Олег с друзьями приходил туда играть в волейбол или футбол. Команда «местных» на команду «отдыхающих». Иногда к играющим присоединялся отдыхавший там Николай Озеров. Он уже – после окончания учебы в ГИТИСе – работал во МХАТе, но еще не стал спортивным комментатором. Озеров приносил мяч с собой. Когда уходил, мяча не оставлял – забирал с собой. Если не оказывалось запасного, оставшиеся игроки гоняли консервную банку.

В команде «отдыхающих» выделялся один молодой человек («Он, – вспоминал Борисов, – очень лихо с нами расправлялся: и в футбол играл здорово, и в волейбол, и в теннис – спортивный такой парень…»). Олег и сам играл неплохо. В нападении. Но еще лучше – младший брат Лева, на воротах. Олег говорил, что Левке «надо было становиться футболистом – потрясающим вратарем бы стал».

Звали молодого человека Алексей Покровский. Однажды Олег увидел на скамеечке возле площадки книжку. Прочитал название – «Беседы К. С. Станиславского». Это было второе издание бесед великого режиссера, записанных заслуженной артисткой РСФСР Конкордией Евгеньевной Антаровой в студии Большого театра в 1918–1922 годах. Борисов думал, что книжку принес Озеров, но оказалось – Покровский.

О Станиславском, рассказывал Олег Иванович, он к тому времени слышал. И о МХАТе слышал – не раз листал богато иллюстрированный альбом из солидной отцовской библиотеки «“Царь Федор Иоаннович” на сцене МХАТ». «Царя Федора, – вспоминал иллюстрации из альбома Борисов, – играл тогда Москвин, Ирину – Книппер-Чехова. Мог ли я предположить, что спустя годы Ольга Леонардовна Книппер-Чехова вручит мне диплом об окончании Школы-студии при МХАТе?..» И фото Ольги Леонардовны – с дарственной надписью («Олегу Борисову на добрую память») – сохранилось на всю жизнь.

Олег попросил нового знакомца дать ему книжку почитать. Прочел за два дня. Когда возвращал, сказал, что ему было очень интересно. Покровский, уже два года служивший к тому времени в труппе МХАТа, предложил: а поступай-ка к нам, у нас Школа-студия при театре есть.

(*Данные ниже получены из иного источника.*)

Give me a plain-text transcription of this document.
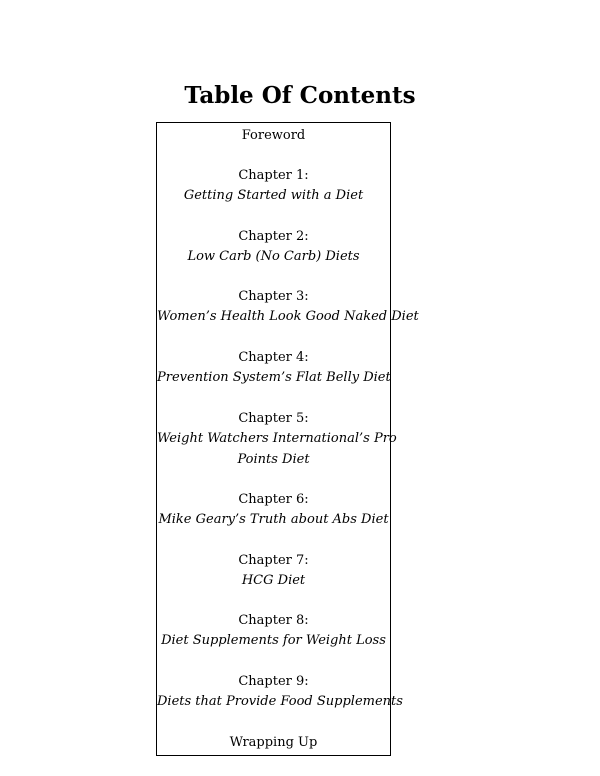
Table Of Contents
Foreword
Chapter 1:
Getting Started with a Diet
Chapter 2:
Low Carb (No Carb) Diets
Chapter 3:
Women’s Health Look Good Naked Diet
Chapter 4:
Prevention System’s Flat Belly Diet
Chapter 5:
Weight Watchers International’s Pro
Points Diet
Chapter 6:
Mike Geary’s Truth about Abs Diet
Chapter 7:
HCG Diet
Chapter 8:
Diet Supplements for Weight Loss
Chapter 9:
Diets that Provide Food Supplements
Wrapping Up
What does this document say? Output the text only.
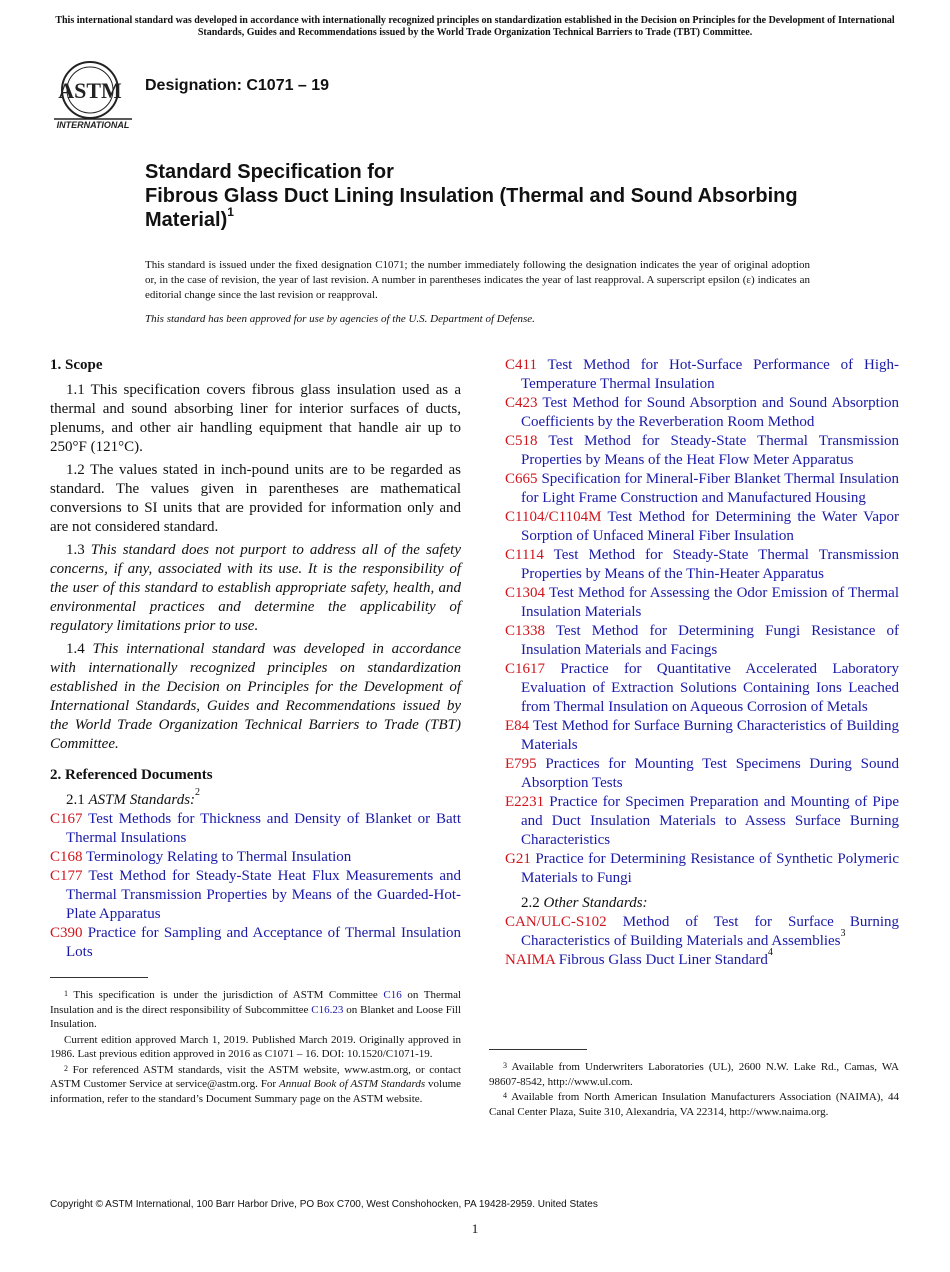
This international standard was developed in accordance with internationally recognized principles on standardization established in the Decision on Principles for the Development of International Standards, Guides and Recommendations issued by the World Trade Organization Technical Barriers to Trade (TBT) Committee.
ASTM
INTERNATIONAL
Designation: C1071 – 19
Standard Specification for
Fibrous Glass Duct Lining Insulation (Thermal and Sound Absorbing Material)$^1$
This standard is issued under the fixed designation C1071; the number immediately following the designation indicates the year of original adoption or, in the case of revision, the year of last revision. A number in parentheses indicates the year of last reapproval. A superscript epsilon (ε) indicates an editorial change since the last revision or reapproval.
This standard has been approved for use by agencies of the U.S. Department of Defense.
1. Scope

1.1 This specification covers fibrous glass insulation used as a thermal and sound absorbing liner for interior surfaces of ducts, plenums, and other air handling equipment that handle air up to 250°F (121°C).

1.2 The values stated in inch-pound units are to be regarded as standard. The values given in parentheses are mathematical conversions to SI units that are provided for information only and are not considered standard.

1.3 This standard does not purport to address all of the safety concerns, if any, associated with its use. It is the responsibility of the user of this standard to establish appropriate safety, health, and environmental practices and determine the applicability of regulatory limitations prior to use.

1.4 This international standard was developed in accordance with internationally recognized principles on standardization established in the Decision on Principles for the Development of International Standards, Guides and Recommendations issued by the World Trade Organization Technical Barriers to Trade (TBT) Committee.

2. Referenced Documents
2.1 ASTM Standards:$^2$

C167 Test Methods for Thickness and Density of Blanket or Batt Thermal Insulations

C168 Terminology Relating to Thermal Insulation

C177 Test Method for Steady-State Heat Flux Measurements and Thermal Transmission Properties by Means of the Guarded-Hot-Plate Apparatus

C390 Practice for Sampling and Acceptance of Thermal Insulation Lots

C411 Test Method for Hot-Surface Performance of High-Temperature Thermal Insulation

C423 Test Method for Sound Absorption and Sound Absorption Coefficients by the Reverberation Room Method

C518 Test Method for Steady-State Thermal Transmission Properties by Means of the Heat Flow Meter Apparatus

C665 Specification for Mineral-Fiber Blanket Thermal Insulation for Light Frame Construction and Manufactured Housing

C1104/C1104M Test Method for Determining the Water Vapor Sorption of Unfaced Mineral Fiber Insulation

C1114 Test Method for Steady-State Thermal Transmission Properties by Means of the Thin-Heater Apparatus

C1304 Test Method for Assessing the Odor Emission of Thermal Insulation Materials

C1338 Test Method for Determining Fungi Resistance of Insulation Materials and Facings

C1617 Practice for Quantitative Accelerated Laboratory Evaluation of Extraction Solutions Containing Ions Leached from Thermal Insulation on Aqueous Corrosion of Metals

E84 Test Method for Surface Burning Characteristics of Building Materials

E795 Practices for Mounting Test Specimens During Sound Absorption Tests

E2231 Practice for Specimen Preparation and Mounting of Pipe and Duct Insulation Materials to Assess Surface Burning Characteristics

G21 Practice for Determining Resistance of Synthetic Polymeric Materials to Fungi

2.2 Other Standards:

CAN/ULC-S102 Method of Test for Surface Burning Characteristics of Building Materials and Assemblies$^3$

NAIMA Fibrous Glass Duct Liner Standard$^4$

$^1$ This specification is under the jurisdiction of ASTM Committee C16 on Thermal Insulation and is the direct responsibility of Subcommittee C16.23 on Blanket and Loose Fill Insulation.

Current edition approved March 1, 2019. Published March 2019. Originally approved in 1986. Last previous edition approved in 2016 as C1071 – 16. DOI: 10.1520/C1071-19.

$^2$ For referenced ASTM standards, visit the ASTM website, www.astm.org, or contact ASTM Customer Service at service@astm.org. For Annual Book of ASTM Standards volume information, refer to the standard’s Document Summary page on the ASTM website.

$^3$ Available from Underwriters Laboratories (UL), 2600 N.W. Lake Rd., Camas, WA 98607-8542, http://www.ul.com.

$^4$ Available from North American Insulation Manufacturers Association (NAIMA), 44 Canal Center Plaza, Suite 310, Alexandria, VA 22314, http://www.naima.org.

Copyright © ASTM International, 100 Barr Harbor Drive, PO Box C700, West Conshohocken, PA 19428-2959. United States
1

Покровский заронил в душу Борисова зерно. Прорастало оно недолго. Именно тогда, скорее всего, – после прочитанной книги и совета Алексея, – Олег и сказал одноклассникам о театральной Школе-студии. Она, надо сказать, только начинала свое существование: к моменту поступления Олега она – на правах Высшего учебного заведения функционировала всего четыре года.

К поступлению Олег готовился в спешном порядке. Покровский, которого Борисов спустя годы назвал ведущему телевизионной передачи «Кинопанорама» Виктору Мережко своим театральным «крестным отцом» (они могли, к слову, вместе служить во МХАТе, но за шесть лет до прихода туда Борисова Покровский театр покинул – из-за разногласий с Олегом Ефремовым), подсказал, чтó нужно делать в первую очередь. Любопытно, к слову, что Олег Николаевич Ефремов, учившийся в Школе-студии МХАТа, во МХАТ, о котором мечтал, не попал из-за… Покровского. Увидев в одном спектакле Ефремова и Покровского, тогдашний директор МХАТа Алла Константиновна Тарасова сказала: «Ну, зачем нам два одинаковых актера. Пусть останется Покровский, окончивший Школу-студию раньше». Ефремов, рассказывают, узнав об этом, сказал: «А я все равно приду во МХАТ главным режиссером…»

В «Беседах…» на Борисова сильное впечатление произвело упражнение, когда немому нужно объясниться в любви к женщине, как при этом вместо чарующего голоса должен был появиться отвратительный скрип. «Я этот скрип, – рассказывал спустя годы Олег Иванович, – хорошо натренировал и стал с ним ко всем приставать. Додумался еще забраться в колодец и читать оттуда “Сказку о Золотом петушке”, да так, чтобы слышали в доме. Ложился между грядок и клал на грудь кирпичи – учился постановке голоса». Звук, как известно, держит диафрагма. Как у певцов. И Олег диафрагму, как ему советовали, постоянно укреплял. Делал дыхательные упражнения, включая дыхание при давлении на грудь кирпича или булыжника.